Compatibility with recursive models
Hi. First of all, kudos for the amazing initiative. Having something like as a Callback option in tf.keras is just amazing. However, as there are not any demo notebooks available currently to enable an interested developer to try out tf-explain, I was preparing one with a fine-tuned model using the CIFAR10 dataset.

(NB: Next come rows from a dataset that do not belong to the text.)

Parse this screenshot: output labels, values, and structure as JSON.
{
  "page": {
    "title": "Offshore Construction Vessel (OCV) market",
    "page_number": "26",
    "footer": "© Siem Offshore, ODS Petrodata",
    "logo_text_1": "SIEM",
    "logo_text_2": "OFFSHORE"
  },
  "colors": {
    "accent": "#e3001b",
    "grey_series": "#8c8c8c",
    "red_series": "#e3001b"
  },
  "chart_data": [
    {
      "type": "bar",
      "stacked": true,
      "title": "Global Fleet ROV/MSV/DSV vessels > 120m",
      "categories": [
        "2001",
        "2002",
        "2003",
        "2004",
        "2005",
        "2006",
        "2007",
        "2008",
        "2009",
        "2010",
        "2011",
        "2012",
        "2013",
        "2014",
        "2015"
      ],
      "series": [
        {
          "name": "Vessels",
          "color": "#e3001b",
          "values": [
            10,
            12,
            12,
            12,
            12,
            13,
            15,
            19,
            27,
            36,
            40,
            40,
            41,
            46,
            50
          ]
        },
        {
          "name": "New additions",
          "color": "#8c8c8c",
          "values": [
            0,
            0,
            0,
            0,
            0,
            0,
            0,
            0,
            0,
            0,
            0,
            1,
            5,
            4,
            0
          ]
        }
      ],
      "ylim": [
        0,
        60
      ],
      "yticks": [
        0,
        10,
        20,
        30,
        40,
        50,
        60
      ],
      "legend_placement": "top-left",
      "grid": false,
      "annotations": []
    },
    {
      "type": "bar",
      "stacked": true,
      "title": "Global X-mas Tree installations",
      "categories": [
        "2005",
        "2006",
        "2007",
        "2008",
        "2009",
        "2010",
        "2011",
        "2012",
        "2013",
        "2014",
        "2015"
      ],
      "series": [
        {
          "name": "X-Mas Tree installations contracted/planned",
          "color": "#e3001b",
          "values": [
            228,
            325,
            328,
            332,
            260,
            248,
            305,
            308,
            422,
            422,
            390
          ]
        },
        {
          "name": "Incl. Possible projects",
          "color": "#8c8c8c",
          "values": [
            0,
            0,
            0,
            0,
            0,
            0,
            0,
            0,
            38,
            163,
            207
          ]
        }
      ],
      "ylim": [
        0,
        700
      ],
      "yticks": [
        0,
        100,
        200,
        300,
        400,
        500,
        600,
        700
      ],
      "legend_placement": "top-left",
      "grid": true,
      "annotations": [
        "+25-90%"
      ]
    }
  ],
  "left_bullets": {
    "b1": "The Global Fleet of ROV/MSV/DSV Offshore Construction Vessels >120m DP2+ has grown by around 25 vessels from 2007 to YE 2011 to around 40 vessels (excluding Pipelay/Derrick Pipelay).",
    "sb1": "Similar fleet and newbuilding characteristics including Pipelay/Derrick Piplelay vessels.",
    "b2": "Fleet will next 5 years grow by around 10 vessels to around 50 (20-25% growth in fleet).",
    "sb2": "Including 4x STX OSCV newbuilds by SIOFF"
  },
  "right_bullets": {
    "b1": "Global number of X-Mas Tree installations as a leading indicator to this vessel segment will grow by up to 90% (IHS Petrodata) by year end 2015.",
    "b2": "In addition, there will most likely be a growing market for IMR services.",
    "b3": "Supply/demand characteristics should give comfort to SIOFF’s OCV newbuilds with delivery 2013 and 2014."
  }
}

However, due to the lack of clarity on what to exactly specify in the layers_name argument while defining a callback, maybe I am getting an error after one epoch (error trace is attached
error_trace.txt
).
callbacks = [
ActivationsVisualizationCallback(
validation_data=(X_val, y_val),
layers_name=["block5_conv1"],
output_dir="logs",
),
]
My notebook is available via Colab if you want to see. Let me know why is this happening if possible and I shall be able to prepare the notebook.
Hey @sayakpaul, thanks for the kind words. The trick is that ActivationsVisualizationCallback should be used to visualize the outputs of a convolutional layer (and you are using it on a dense layer, so it cannot manage to create an image to visualize the layer). You can check the examples/callbacks.
Your usage of layers_name is the right one by the way, it is indeed a list of the target layers names.
Hope this answer helps, I might make the examples more accessible in the README. Thanks again for your feedback!
HI @RaphaelMeudec if you check the code block I provided, I specified a Conv layer only and still, it failed. The example you provided:
tf_explain.callbacks.ActivationsVisualizationCallback(validation_class_zero, 'grad_cam_target'),
I am assuming layers_name is an optional argument then?
There was a small typo in the examples. It is now fixed. layers_name is not optional and should be a List[str]. The issue with your example might come from the fact that you're inserting a bes model inside a model. The library depends on tf.keras method model.get_layer() which is not recursive I think. I'll look into it, thanks for pointing it out!
@RaphaelMeudec I think making it recursive will actually help a lot of practitioners and researchers since transfer learning and model fine-tuning is used vehemently.
@sayakpaul I've started looking into it, and Tensorflow makes it a bit hard to create a subgraph between the input of a model and a layer of a submodel. The solution to this is to flatten the submodel, so that the main model doesn't contain any submodels.
Thanks @RaphaelMeudec. Could you provide an example?
@RaphaelMeudec how would you proceed with accessing a 'subgraph' by flattening the model?
I proceeded by trying:
explainer.explain(validation_data=(X,Y), model=model.layers[0], layer_name='conv5_block16_2_conv', class_index=1
where model.layers[0] is a pretrained network block. However, the GradCAM returns empty..
Edit:
I finally managed to flatten the model by using the Functional API of Keras (instead of Sequential).
Model:
backbone = DenseNet121(input_shape=input_shape, include_top=False)
lastLayer = backbone.output
predictions = K.layers.Dense(num_classes, activation='softmax')(lastLayer)
model = K.Model(inputs=backbone.input, outputs=predictions)
Any updates on this? I am using a network such : `inc = InceptionV3( weights=imagenet, include_top=False, pooling=max, input_shape=(shape[0], shape[1], 3) ) for layer in inc.layers: layer.trainable = False
model = Sequential() model.add( TimeDistributed(inc, input_shape=(chunk_frames, shape[0], shape[1], dataset_.n_channels)) ) model.add(Dropout(0.2)) model.add(LSTM(128, activation='relu', return_sequences=False, kernel_initializer=he_uniform(), bias_initializer='zeros', dropout=0.5)) model.add(BatchNormalization()) model.add(Dense(4, activation='sigmoid', kernel_initializer=glorot_normal(), bias_initializer='zeros'))`
I would like to visualiza as heatmap the activations for every frames that is fet into the LSTM. Is that possible?